Gambino J, Focher F, Hildebrand C, Maga G, Noonan T, Spadari S, Wright G
Department of Pharmacology, University of Massachusetts Medical School, Worcester 01655.
J Med Chem. 1992 Aug 7;35(16):2979-83. doi: 10.1021/jm00094a007.
Quantitative structure-activity relationships of the Hansch-type were developed to account for inhibition of thymidine kinases from Herpes simplex viruses types 1 and 2 (HSV1,2) by N2-phenylguanines. Derivatives with meta and/or para substituents on the phenyl ring display a wide range of overlapping, but not identical, potencies as inhibitors of the enzymes. IC50 values for 36 (HSV1) and 35 inhibitors (HSV2) were used to develop equations using hydrophobic (pi), electronic (sigma, R), and group size (MR) parameters. Equations 1 and 2 with correlation coefficients of 0.797 and 0.805, respectively, were obtained for inhibitors of the types 1 and 2 enzymes. Potencies were correlated positively with pi values of meta substituents but negatively with pi values of para substituents in the phenyl ring. Positive correlations were also obtained with the resonance parameter R of para substituents and with sigma constants of meta substituents. The most potent inhibitor of both enzymes was N2-[m-(trifluoromethyl)phenyl]guanine, although HSV2 thymidine kinase was more sensitive to certain compounds than the HSV1 enzyme.

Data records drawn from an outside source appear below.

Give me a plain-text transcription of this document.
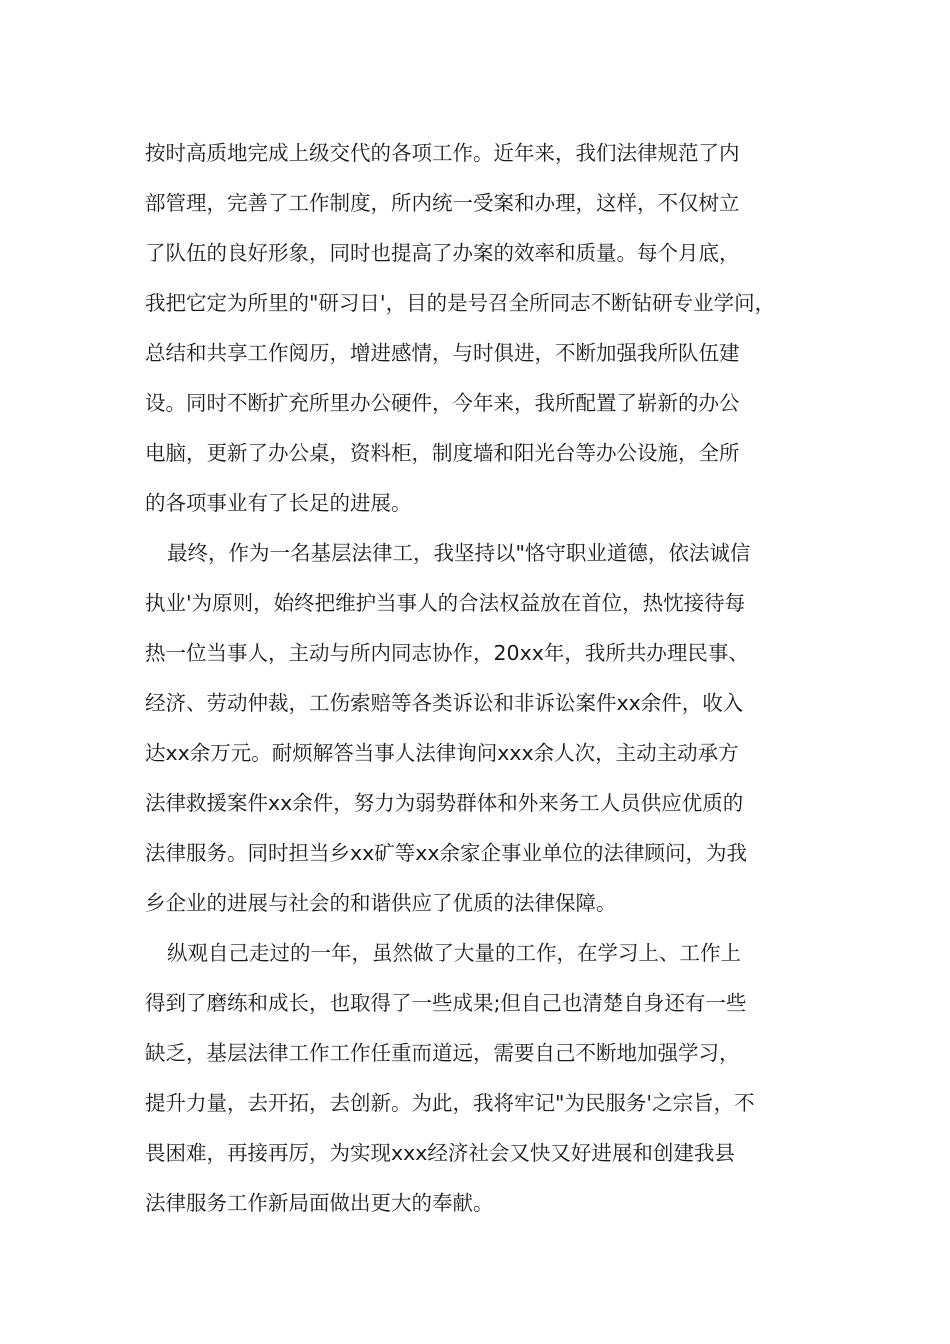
按时高质地完成上级交代的各项工作。近年来，我们法律规范了内
部管理，完善了工作制度，所内统一受案和办理，这样，不仅树立
了队伍的良好形象，同时也提高了办案的效率和质量。每个月底，
我把它定为所里的"研习日'，目的是号召全所同志不断钻研专业学问，
总结和共享工作阅历，增进感情，与时俱进，不断加强我所队伍建
设。同时不断扩充所里办公硬件，今年来，我所配置了崭新的办公
电脑，更新了办公桌，资料柜，制度墙和阳光台等办公设施，全所
的各项事业有了长足的进展。
最终，作为一名基层法律工，我坚持以"恪守职业道德，依法诚信
执业'为原则，始终把维护当事人的合法权益放在首位，热忱接待每
热一位当事人，主动与所内同志协作，20xx年，我所共办理民事、
经济、劳动仲裁，工伤索赔等各类诉讼和非诉讼案件xx余件，收入
达xx余万元。耐烦解答当事人法律询问xxx余人次，主动主动承方
法律救援案件xx余件，努力为弱势群体和外来务工人员供应优质的
法律服务。同时担当乡xx矿等xx余家企事业单位的法律顾问，为我
乡企业的进展与社会的和谐供应了优质的法律保障。
纵观自己走过的一年，虽然做了大量的工作，在学习上、工作上
得到了磨练和成长，也取得了一些成果;但自己也清楚自身还有一些
缺乏，基层法律工作工作任重而道远，需要自己不断地加强学习，
提升力量，去开拓，去创新。为此，我将牢记"为民服务'之宗旨，不
畏困难，再接再厉，为实现xxx经济社会又快又好进展和创建我县
法律服务工作新局面做出更大的奉献。
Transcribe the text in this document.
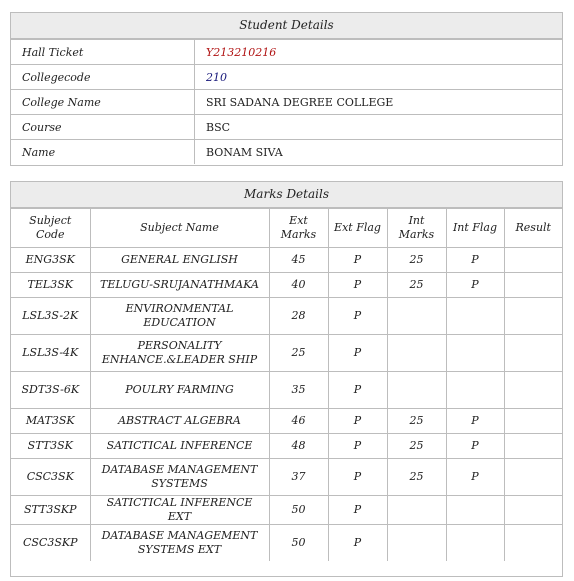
Student Details
Hall Ticket	Y213210216
Collegecode	210
College Name	SRI SADANA DEGREE COLLEGE
Course	BSC
Name	BONAM SIVA
Marks Details
Subject Code	Subject Name	Ext Marks	Ext Flag	Int Marks	Int Flag	Result
ENG3SK	GENERAL ENGLISH	45	P	25	P	
TEL3SK	TELUGU-SRUJANATHMAKA	40	P	25	P	
LSL3S-2K	ENVIRONMENTAL EDUCATION	28	P			
LSL3S-4K	PERSONALITY ENHANCE.&LEADER SHIP	25	P			
SDT3S-6K	POULRY FARMING	35	P			
MAT3SK	ABSTRACT ALGEBRA	46	P	25	P	
STT3SK	SATICTICAL INFERENCE	48	P	25	P	
CSC3SK	DATABASE MANAGEMENT SYSTEMS	37	P	25	P	
STT3SKP	SATICTICAL INFERENCE EXT	50	P			
CSC3SKP	DATABASE MANAGEMENT SYSTEMS EXT	50	P			
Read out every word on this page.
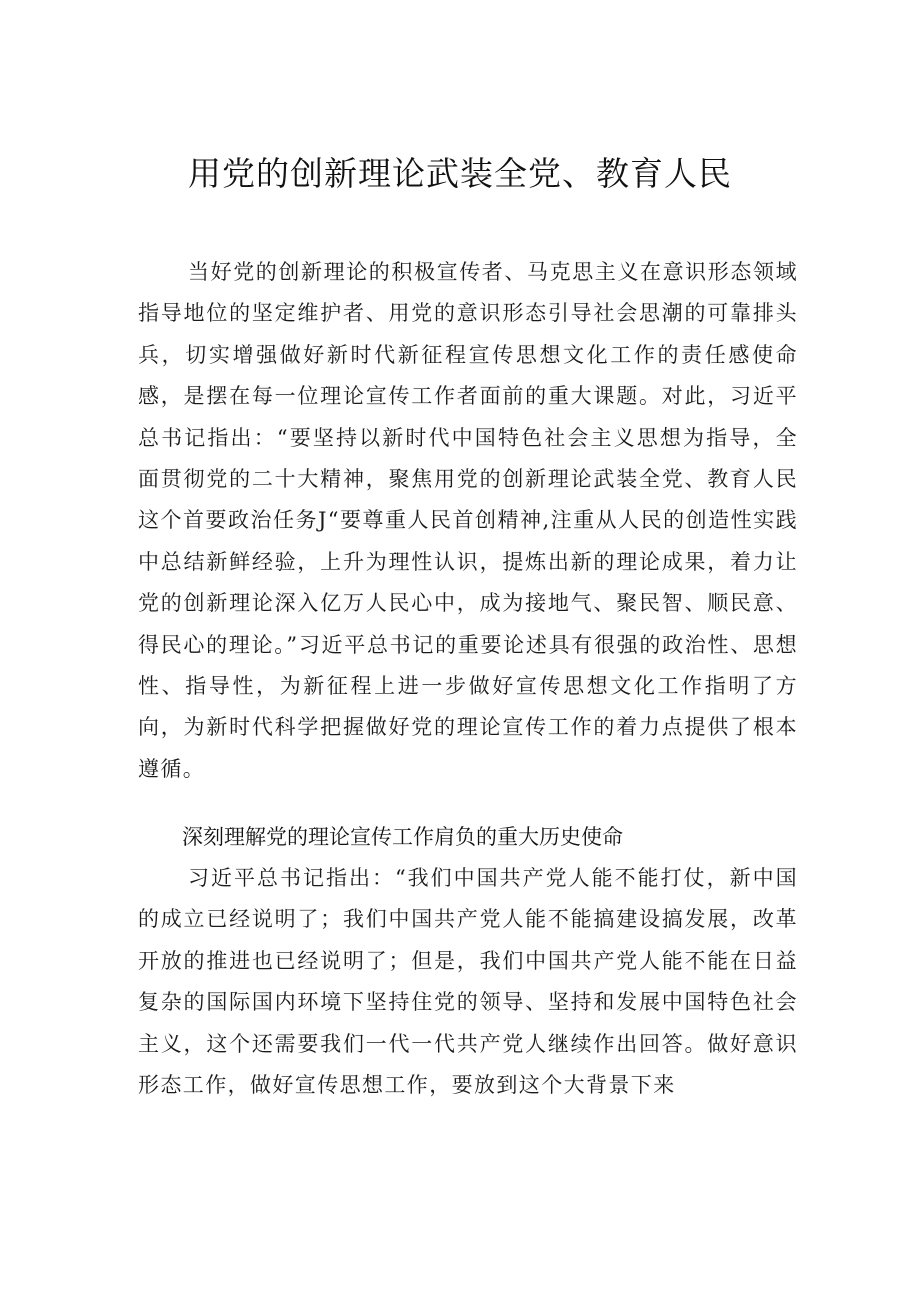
用党的创新理论武装全党、教育人民

当好党的创新理论的积极宣传者、马克思主义在意识形态领域指导地位的坚定维护者、用党的意识形态引导社会思潮的可靠排头兵，切实增强做好新时代新征程宣传思想文化工作的责任感使命感，是摆在每一位理论宣传工作者面前的重大课题。对此，习近平总书记指出：“要坚持以新时代中国特色社会主义思想为指导，全面贯彻党的二十大精神，聚焦用党的创新理论武装全党、教育人民这个首要政治任务J“要尊重人民首创精神,注重从人民的创造性实践中总结新鲜经验，上升为理性认识，提炼出新的理论成果，着力让党的创新理论深入亿万人民心中，成为接地气、聚民智、顺民意、得民心的理论。”习近平总书记的重要论述具有很强的政治性、思想性、指导性，为新征程上进一步做好宣传思想文化工作指明了方向，为新时代科学把握做好党的理论宣传工作的着力点提供了根本遵循。

深刻理解党的理论宣传工作肩负的重大历史使命

习近平总书记指出：“我们中国共产党人能不能打仗，新中国的成立已经说明了；我们中国共产党人能不能搞建设搞发展，改革开放的推进也已经说明了；但是，我们中国共产党人能不能在日益复杂的国际国内环境下坚持住党的领导、坚持和发展中国特色社会主义，这个还需要我们一代一代共产党人继续作出回答。做好意识形态工作，做好宣传思想工作，要放到这个大背景下来
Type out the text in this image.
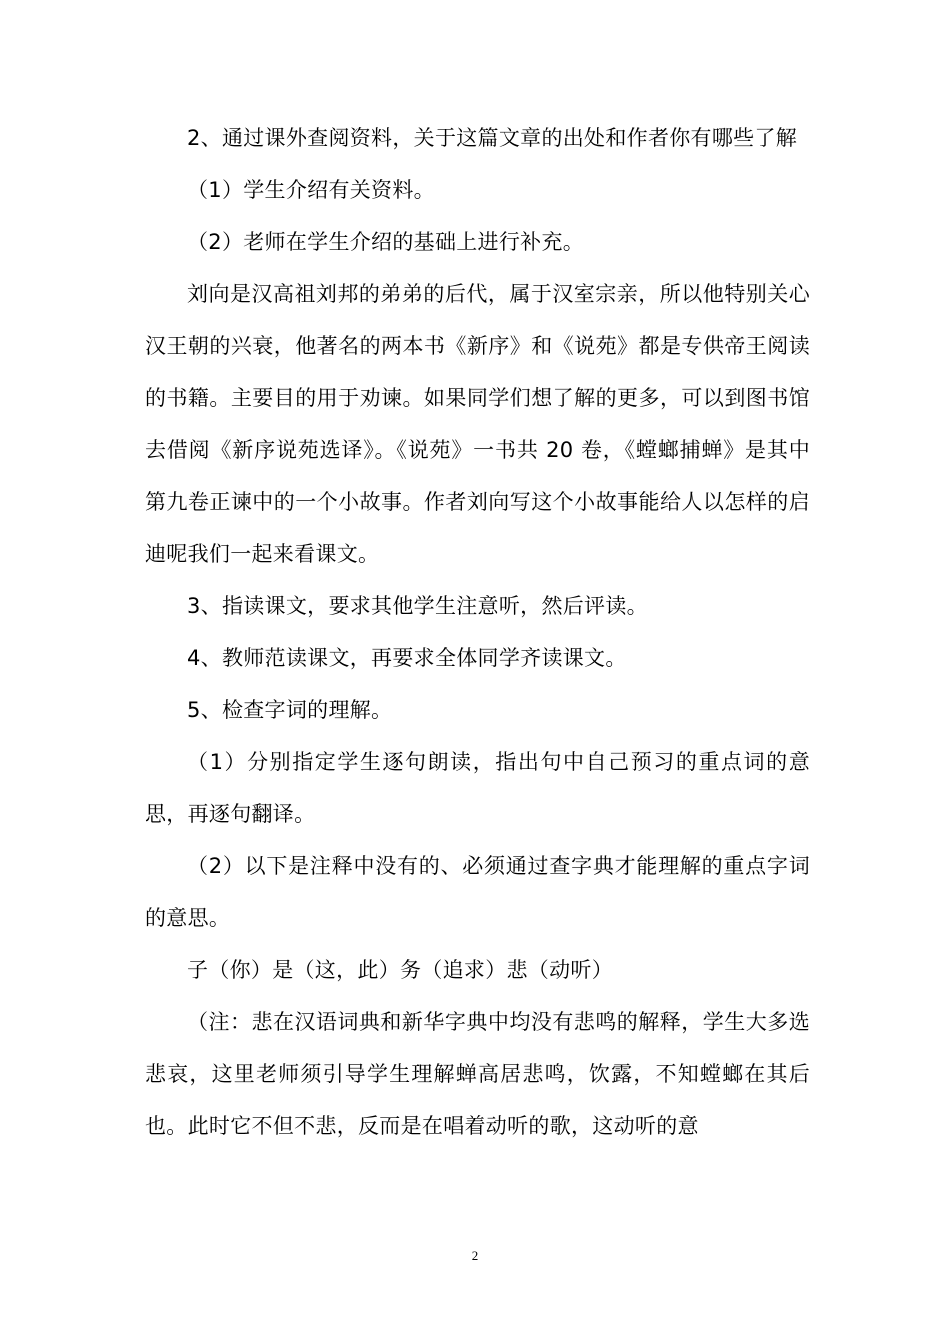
2、通过课外查阅资料，关于这篇文章的出处和作者你有哪些了解

（1）学生介绍有关资料。

（2）老师在学生介绍的基础上进行补充。

刘向是汉高祖刘邦的弟弟的后代，属于汉室宗亲，所以他特别关心汉王朝的兴衰，他著名的两本书《新序》和《说苑》都是专供帝王阅读的书籍。主要目的用于劝谏。如果同学们想了解的更多，可以到图书馆去借阅《新序说苑选译》。《说苑》一书共 20 卷，《螳螂捕蝉》是其中第九卷正谏中的一个小故事。作者刘向写这个小故事能给人以怎样的启迪呢我们一起来看课文。

3、指读课文，要求其他学生注意听，然后评读。

4、教师范读课文，再要求全体同学齐读课文。

5、检查字词的理解。

（1）分别指定学生逐句朗读，指出句中自己预习的重点词的意思，再逐句翻译。

（2）以下是注释中没有的、必须通过查字典才能理解的重点字词的意思。

子（你）是（这，此）务（追求）悲（动听）

（注：悲在汉语词典和新华字典中均没有悲鸣的解释，学生大多选悲哀，这里老师须引导学生理解蝉高居悲鸣，饮露，不知螳螂在其后也。此时它不但不悲，反而是在唱着动听的歌，这动听的意

2
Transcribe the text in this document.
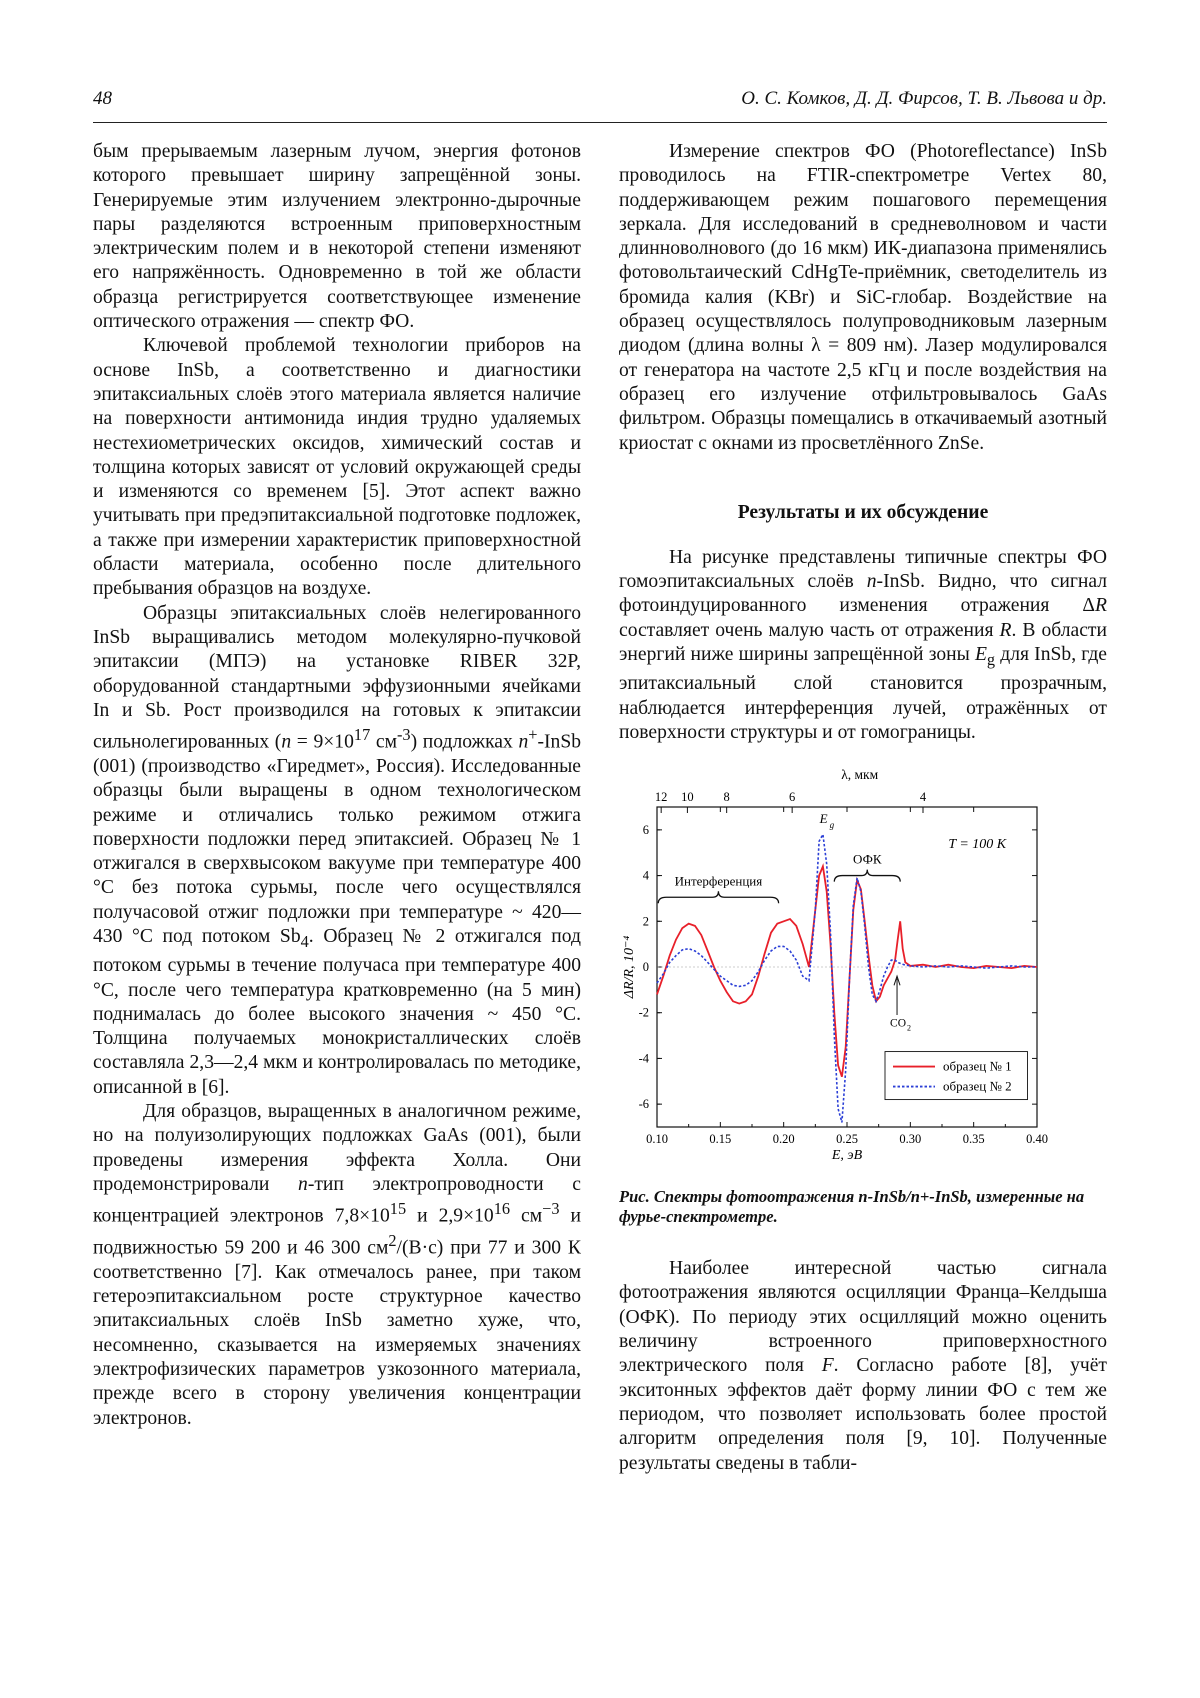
48	О. С. Комков, Д. Д. Фирсов, Т. В. Львова и др.

бым прерываемым лазерным лучом, энергия фотонов которого превышает ширину запрещённой зоны. Генерируемые этим излучением электронно-дырочные пары разделяются встроенным приповерхностным электрическим полем и в некоторой степени изменяют его напряжённость. Одновременно в той же области образца регистрируется соответствующее изменение оптического отражения — спектр ФО.

Ключевой проблемой технологии приборов на основе InSb, а соответственно и диагностики эпитаксиальных слоёв этого материала является наличие на поверхности антимонида индия трудно удаляемых нестехиометрических оксидов, химический состав и толщина которых зависят от условий окружающей среды и изменяются со временем [5]. Этот аспект важно учитывать при предэпитаксиальной подготовке подложек, а также при измерении характеристик приповерхностной области материала, особенно после длительного пребывания образцов на воздухе.

Образцы эпитаксиальных слоёв нелегированного InSb выращивались методом молекулярно-пучковой эпитаксии (МПЭ) на установке RIBER 32P, оборудованной стандартными эффузионными ячейками In и Sb. Рост производился на готовых к эпитаксии сильнолегированных ($n = 9\times 10^{17}$ $см^{-3}$) подложках n+-InSb (001) (производство «Гиредмет», Россия). Исследованные образцы были выращены в одном технологическом режиме и отличались только режимом отжига поверхности подложки перед эпитаксией. Образец № 1 отжигался в сверхвысоком вакууме при температуре 400 °С без потока сурьмы, после чего осуществлялся получасовой отжиг подложки при температуре ~ 420—430 °С под потоком $Sb_4$. Образец № 2 отжигался под потоком сурьмы в течение получаса при температуре 400 °С, после чего температура кратковременно (на 5 мин) поднималась до более высокого значения ~ 450 °С. Толщина получаемых монокристаллических слоёв составляла 2,3—2,4 мкм и контролировалась по методике, описанной в [6].

Для образцов, выращенных в аналогичном режиме, но на полуизолирующих подложках GaAs (001), были проведены измерения эффекта Холла. Они продемонстрировали n-тип электропроводности с концентрацией электронов $7,8\times 10^{15}$ и $2,9\times 10^{16}$ $см^{-3}$ и подвижностью 59 200 и 46 300 $см^2/(В\cdot с)$ при 77 и 300 К соответственно [7]. Как отмечалось ранее, при таком гетероэпитаксиальном росте структурное качество эпитаксиальных слоёв InSb заметно хуже, что, несомненно, сказывается на измеряемых значениях электрофизических параметров узкозонного материала, прежде всего в сторону увеличения концентрации электронов.

Измерение спектров ФО (Photoreflectance) InSb проводилось на FTIR-спектрометре Vertex 80, поддерживающем режим пошагового перемещения зеркала. Для исследований в средневолновом и части длинноволнового (до 16 мкм) ИК-диапазона применялись фотовольтаический CdHgTe-приёмник, светоделитель из бромида калия (KBr) и SiC-глобар. Воздействие на образец осуществлялось полупроводниковым лазерным диодом (длина волны λ = 809 нм). Лазер модулировался от генератора на частоте 2,5 кГц и после воздействия на образец его излучение отфильтровывалось GaAs фильтром. Образцы помещались в откачиваемый азотный криостат с окнами из просветлённого ZnSe.

Результаты и их обсуждение

На рисунке представлены типичные спектры ФО гомоэпитаксиальных слоёв n-InSb. Видно, что сигнал фотоиндуцированного изменения отражения ΔR составляет очень малую часть от отражения R. В области энергий ниже ширины запрещённой зоны $E_g$ для InSb, где эпитаксиальный слой становится прозрачным, наблюдается интерференция лучей, отражённых от поверхности структуры и от гомограницы.

0.10	0.15	0.20	0.25	0.30	0.35	0.40
-6
-4
-2
0
2
4
6
12 10 8	6	4
λ, мкм
E, эВ
ΔR/R, 10⁻⁴
Интерференция
ОФК
E g
T = 100 K
CO 2
образец № 1
образец № 2

Рис. Спектры фотоотражения n-InSb/n+-InSb, измеренные на фурье-спектрометре.

Наиболее интересной частью сигнала фотоотражения являются осцилляции Франца–Келдыша (ОФК). По периоду этих осцилляций можно оценить величину встроенного приповерхностного электрического поля F. Согласно работе [8], учёт экситонных эффектов даёт форму линии ФО с тем же периодом, что позволяет использовать более простой алгоритм определения поля [9, 10]. Полученные результаты сведены в табли-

为了解释 N2-苯基鸟嘌呤对 1 型和 2 型单纯疱疹病毒(HSV1、2)胸苷激酶的抑制作用,建立了 Hansch 型定量构效关系。苯环上带有间位和/或对位取代基的衍生物作为酶抑制剂表现出广泛的重叠但不相同的效力。使用 36 种(HSV1)和 35 种抑制剂(HSV2)的 IC50 值,利用疏水(π)、电子(σ、R)和基团大小(MR)参数建立方程。分别得到了针对 1 型和 2 型酶抑制剂的方程 1 和方程 2,相关系数分别为 0.797 和 0.805。效力与苯环中间位取代基的π值呈正相关,但与对位取代基的π值呈负相关。对位取代基的共振参数 R 和间位取代基的σ常数也呈正相关。两种酶最有效的抑制剂是 N2-[间-(三氟甲基)苯基]鸟嘌呤,尽管 HSV2 胸苷激酶对某些化合物比 HSV1 酶更敏感。